Я потому заговорил о тогдашней музыкально-теоретической среде, что без знания о ней нельзя понять самого существа научной деятельности Конюса. Среди всей этой мутной бури вульгарных и дилетантских теорий Конюс всегда чувствовал себя уверенно, спокойно и почти бесстрастно, проповедуя свою уже чисто музыкальную теорию убежденно, уверенно и с каким-то светлым и невозмутимым сознанием своей правоты. Его собственную теорию не очень приветствовали, но его личность всегда была непоколебимо авторитетна, и критики его теории всегда чувствовали себя в сравнении с ним недоучками и приготовишками.
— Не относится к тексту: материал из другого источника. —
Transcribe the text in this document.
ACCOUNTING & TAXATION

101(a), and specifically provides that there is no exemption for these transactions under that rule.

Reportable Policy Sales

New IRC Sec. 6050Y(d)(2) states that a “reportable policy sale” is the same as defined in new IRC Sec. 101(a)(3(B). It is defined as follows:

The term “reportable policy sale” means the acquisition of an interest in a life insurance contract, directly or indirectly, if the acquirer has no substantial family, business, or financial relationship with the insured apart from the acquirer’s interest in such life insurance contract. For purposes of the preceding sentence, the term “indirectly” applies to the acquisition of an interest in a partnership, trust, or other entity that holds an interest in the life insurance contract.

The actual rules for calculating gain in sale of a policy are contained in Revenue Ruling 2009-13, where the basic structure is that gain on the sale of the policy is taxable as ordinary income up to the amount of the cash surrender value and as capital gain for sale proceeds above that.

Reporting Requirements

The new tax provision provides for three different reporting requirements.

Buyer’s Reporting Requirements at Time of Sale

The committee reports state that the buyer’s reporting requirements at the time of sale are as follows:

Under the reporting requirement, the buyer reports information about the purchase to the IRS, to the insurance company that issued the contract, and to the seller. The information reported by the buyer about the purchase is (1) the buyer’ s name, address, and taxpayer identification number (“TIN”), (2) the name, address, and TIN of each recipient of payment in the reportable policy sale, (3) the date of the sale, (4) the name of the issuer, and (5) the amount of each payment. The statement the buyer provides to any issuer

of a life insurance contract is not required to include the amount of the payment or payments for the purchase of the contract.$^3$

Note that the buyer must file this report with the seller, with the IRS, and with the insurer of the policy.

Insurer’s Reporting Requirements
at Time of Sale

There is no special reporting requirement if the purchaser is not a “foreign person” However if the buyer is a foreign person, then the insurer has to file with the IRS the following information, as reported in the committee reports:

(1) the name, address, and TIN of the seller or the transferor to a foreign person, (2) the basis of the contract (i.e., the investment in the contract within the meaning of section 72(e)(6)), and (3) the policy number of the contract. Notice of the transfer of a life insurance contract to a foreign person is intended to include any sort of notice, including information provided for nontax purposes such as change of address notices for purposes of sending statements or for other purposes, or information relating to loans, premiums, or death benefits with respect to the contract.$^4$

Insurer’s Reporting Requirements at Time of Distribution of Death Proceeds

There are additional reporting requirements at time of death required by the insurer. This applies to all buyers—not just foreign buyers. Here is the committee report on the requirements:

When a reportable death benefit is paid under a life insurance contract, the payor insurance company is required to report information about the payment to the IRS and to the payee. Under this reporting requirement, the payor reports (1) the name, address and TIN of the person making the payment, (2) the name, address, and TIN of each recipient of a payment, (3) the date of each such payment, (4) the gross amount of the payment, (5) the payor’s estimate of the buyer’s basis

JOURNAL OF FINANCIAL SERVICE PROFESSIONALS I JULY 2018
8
Вот почему я быстро сошелся именно с Конюсом, и вот почему я сохранил с ним дружбу до конца его дней. Конюс не только отвергал все эти дурацкие теории, но внутренне их глубочайше презирал. Конюс был благодушный человек и не любил ссориться. Поэтому все такие доклады с упомянутыми мной тогдашними модными взглядами он терпеливо выносил, не вступая с ними в открытую борьбу, и ограничивался лишь короткими и не очень принципиальными замечаниями. Я думаю, что правильнее всего было бы здесь говорить о скептицизме Конюса в отношении всего того немузыкального, что тогда приписывалось музыке. Я прекрасно знаю, что он вовсе не отвергал музыкальной физики или акустики, не отвергал никаких биологических основ музыки, он просто не занимался ими и не считал себя нужным для этого специалистом и уж конечно ни в каком случае не исключал общественно-политического и общественно-исторического изучения музыки, а лишь не считал это своей специальностью, будучи честным музыкантом и честным человеком.